Is Microsoft Office 'Help' tough love or just bad?
I often criticize the built-in "help" system in Microsoft Office. One of its greatest shortcomings in my mind is that it beats around the bush before telling you how to do something relatively simple. Sometimes it never tells you. Recently I wanted to merge a Word document into another. Naturally, I looked for an "insert file" command on the ribbon. But it was nowhere to be found. Alas, I would have to begrudgingly turn to "help" for help. I searched for "insert file," and was confronted with this convoluted message:
Symptoms You want to insert text from another document into the document that you are working on, but you can't find the Insert File command.

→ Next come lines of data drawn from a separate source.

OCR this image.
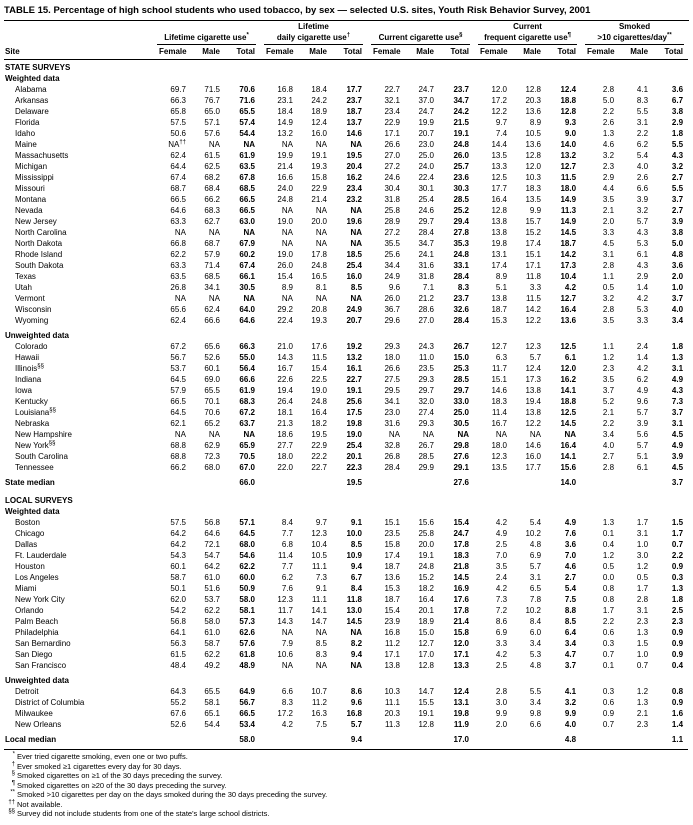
TABLE 15. Percentage of high school students who used tobacco, by sex — selected U.S. sites, Youth Risk Behavior Survey, 2001
				Lifetime						Current			Smoked		

	Lifetime cigarette use*			daily cigarette use†			Current cigarette use§			frequent cigarette use¶			>10 cigarettes/day**

Site	Female	Male	Total	Female	Male	Total	Female	Male	Total	Female	Male	Total	Female	Male	Total
STATE SURVEYS															
Weighted data															
Alabama	69.7	71.5	70.6	16.8	18.4	17.7	22.7	24.7	23.7	12.0	12.8	12.4	2.8	4.1	3.6
Arkansas	66.3	76.7	71.6	23.1	24.2	23.7	32.1	37.0	34.7	17.2	20.3	18.8	5.0	8.3	6.7
Delaware	65.8	65.0	65.5	18.4	18.9	18.7	23.4	24.7	24.2	12.2	13.6	12.8	2.2	5.5	3.8
Florida	57.5	57.1	57.4	14.9	12.4	13.7	22.9	19.9	21.5	9.7	8.9	9.3	2.6	3.1	2.9
Idaho	50.6	57.6	54.4	13.2	16.0	14.6	17.1	20.7	19.1	7.4	10.5	9.0	1.3	2.2	1.8
Maine	NA††	NA	NA	NA	NA	NA	26.6	23.0	24.8	14.4	13.6	14.0	4.6	6.2	5.5
Massachusetts	62.4	61.5	61.9	19.9	19.1	19.5	27.0	25.0	26.0	13.5	12.8	13.2	3.2	5.4	4.3
Michigan	64.4	62.5	63.5	21.4	19.3	20.4	27.2	24.0	25.7	13.3	12.0	12.7	2.3	4.0	3.2
Mississippi	67.4	68.2	67.8	16.6	15.8	16.2	24.6	22.4	23.6	12.5	10.3	11.5	2.9	2.6	2.7
Missouri	68.7	68.4	68.5	24.0	22.9	23.4	30.4	30.1	30.3	17.7	18.3	18.0	4.4	6.6	5.5
Montana	66.5	66.2	66.5	24.8	21.4	23.2	31.8	25.4	28.5	16.4	13.5	14.9	3.5	3.9	3.7
Nevada	64.6	68.3	66.5	NA	NA	NA	25.8	24.6	25.2	12.8	9.9	11.3	2.1	3.2	2.7
New Jersey	63.3	62.7	63.0	19.0	20.0	19.6	28.9	29.7	29.4	13.8	15.7	14.9	2.0	5.7	3.9
North Carolina	NA	NA	NA	NA	NA	NA	27.2	28.4	27.8	13.8	15.2	14.5	3.3	4.3	3.8
North Dakota	66.8	68.7	67.9	NA	NA	NA	35.5	34.7	35.3	19.8	17.4	18.7	4.5	5.3	5.0
Rhode Island	62.2	57.9	60.2	19.0	17.8	18.5	25.6	24.1	24.8	13.1	15.1	14.2	3.1	6.1	4.8
South Dakota	63.3	71.4	67.4	26.0	24.8	25.4	34.4	31.6	33.1	17.4	17.1	17.3	2.8	4.3	3.6
Texas	63.5	68.5	66.1	15.4	16.5	16.0	24.9	31.8	28.4	8.9	11.8	10.4	1.1	2.9	2.0
Utah	26.8	34.1	30.5	8.9	8.1	8.5	9.6	7.1	8.3	5.1	3.3	4.2	0.5	1.4	1.0
Vermont	NA	NA	NA	NA	NA	NA	26.0	21.2	23.7	13.8	11.5	12.7	3.2	4.2	3.7
Wisconsin	65.6	62.4	64.0	29.2	20.8	24.9	36.7	28.6	32.6	18.7	14.2	16.4	2.8	5.3	4.0
Wyoming	62.4	66.6	64.6	22.4	19.3	20.7	29.6	27.0	28.4	15.3	12.2	13.6	3.5	3.3	3.4
Unweighted data															
Colorado	67.2	65.6	66.3	21.0	17.6	19.2	29.3	24.3	26.7	12.7	12.3	12.5	1.1	2.4	1.8
Hawaii	56.7	52.6	55.0	14.3	11.5	13.2	18.0	11.0	15.0	6.3	5.7	6.1	1.2	1.4	1.3
Illinois§§	53.7	60.1	56.4	16.7	15.4	16.1	26.6	23.5	25.3	11.7	12.4	12.0	2.3	4.2	3.1
Indiana	64.5	69.0	66.6	22.6	22.5	22.7	27.5	29.3	28.5	15.1	17.3	16.2	3.5	6.2	4.9
Iowa	57.9	65.5	61.9	19.4	19.0	19.1	29.5	29.7	29.7	14.6	13.8	14.1	3.7	4.9	4.3
Kentucky	66.5	70.1	68.3	26.4	24.8	25.6	34.1	32.0	33.0	18.3	19.4	18.8	5.2	9.6	7.3
Louisiana§§	64.5	70.6	67.2	18.1	16.4	17.5	23.0	27.4	25.0	11.4	13.8	12.5	2.1	5.7	3.7
Nebraska	62.1	65.2	63.7	21.3	18.2	19.8	31.6	29.3	30.5	16.7	12.2	14.5	2.2	3.9	3.1
New Hampshire	NA	NA	NA	18.6	19.5	19.0	NA	NA	NA	NA	NA	NA	3.4	5.6	4.5
New York§§	68.8	62.9	65.9	27.7	22.9	25.4	32.8	26.7	29.8	18.0	14.6	16.4	4.0	5.7	4.9
South Carolina	68.8	72.3	70.5	18.0	22.2	20.1	26.8	28.5	27.6	12.3	16.0	14.1	2.7	5.1	3.9
Tennessee	66.2	68.0	67.0	22.0	22.7	22.3	28.4	29.9	29.1	13.5	17.7	15.6	2.8	6.1	4.5
State median			66.0			19.5			27.6			14.0			3.7
LOCAL SURVEYS															
Weighted data															
Boston	57.5	56.8	57.1	8.4	9.7	9.1	15.1	15.6	15.4	4.2	5.4	4.9	1.3	1.7	1.5
Chicago	64.2	64.6	64.5	7.7	12.3	10.0	23.5	25.8	24.7	4.9	10.2	7.6	0.1	3.1	1.7
Dallas	64.2	72.1	68.0	6.8	10.4	8.5	15.8	20.0	17.8	2.5	4.8	3.6	0.4	1.0	0.7
Ft. Lauderdale	54.3	54.7	54.6	11.4	10.5	10.9	17.4	19.1	18.3	7.0	6.9	7.0	1.2	3.0	2.2
Houston	60.1	64.2	62.2	7.7	11.1	9.4	18.7	24.8	21.8	3.5	5.7	4.6	0.5	1.2	0.9
Los Angeles	58.7	61.0	60.0	6.2	7.3	6.7	13.6	15.2	14.5	2.4	3.1	2.7	0.0	0.5	0.3
Miami	50.1	51.6	50.9	7.6	9.1	8.4	15.3	18.2	16.9	4.2	6.5	5.4	0.8	1.7	1.3
New York City	62.0	53.7	58.0	12.3	11.1	11.8	18.7	16.4	17.6	7.3	7.8	7.5	0.8	2.8	1.8
Orlando	54.2	62.2	58.1	11.7	14.1	13.0	15.4	20.1	17.8	7.2	10.2	8.8	1.7	3.1	2.5
Palm Beach	56.8	58.0	57.3	14.3	14.7	14.5	23.9	18.9	21.4	8.6	8.4	8.5	2.2	2.3	2.3
Philadelphia	64.1	61.0	62.6	NA	NA	NA	16.8	15.0	15.8	6.9	6.0	6.4	0.6	1.3	0.9
San Bernardino	56.3	58.7	57.6	7.9	8.5	8.2	11.2	12.7	12.0	3.3	3.4	3.4	0.3	1.5	0.9
San Diego	61.5	62.2	61.8	10.6	8.3	9.4	17.1	17.0	17.1	4.2	5.3	4.7	0.7	1.0	0.9
San Francisco	48.4	49.2	48.9	NA	NA	NA	13.8	12.8	13.3	2.5	4.8	3.7	0.1	0.7	0.4
Unweighted data															
Detroit	64.3	65.5	64.9	6.6	10.7	8.6	10.3	14.7	12.4	2.8	5.5	4.1	0.3	1.2	0.8
District of Columbia	55.2	58.1	56.7	8.3	11.2	9.6	11.1	15.5	13.1	3.0	3.4	3.2	0.6	1.3	0.9
Milwaukee	67.6	65.1	66.5	17.2	16.3	16.8	20.3	19.1	19.8	9.9	9.8	9.9	0.9	2.1	1.6
New Orleans	52.6	54.4	53.4	4.2	7.5	5.7	11.3	12.8	11.9	2.0	6.6	4.0	0.7	2.3	1.4
Local median			58.0			9.4			17.0			4.8			1.1
* Ever tried cigarette smoking, even one or two puffs.
† Ever smoked ≥1 cigarettes every day for 30 days.
§ Smoked cigarettes on ≥1 of the 30 days preceding the survey.
¶ Smoked cigarettes on ≥20 of the 30 days preceding the survey.
** Smoked >10 cigarettes per day on the days smoked during the 30 days preceding the survey.
†† Not available.
§§ Survey did not include students from one of the state's large school districts.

Cause The Insert File command has been renamed Text from File and moved to the Object menu on the Insert tab in Microsoft Office Word 2007.
Resolution Use the Insert tab to access the Text from File command.
Now, assuming that you don't feel like you've been diagnosed with a disease, by the time you're at the end of that robotic message, you have an answer. One has to wonder whether we're really any better off than we were in the days of clippy.
But this is how I really interpreted the "help":
Symptoms You want to insert text from another document into the document that you are working on, but you can't find the Insert File command.
Cause We renamed Insert File command to something less intuitive so that it's no longer recognizable by name (Text from File). We also moved it to the Object menu making it more difficult to find in Microsoft Office Word 2007.
Resolution Avoid using software with confusing interfaces and overly verbose help documentation.
Indeed, this is a better resolution.
One of the things I like most about Pages, Apple's word processor in the iWork suite, is that when you type a menu command in the help search field, the top hit shows you exactly where to find that menu item. Simple and genius design from people who actually use the software.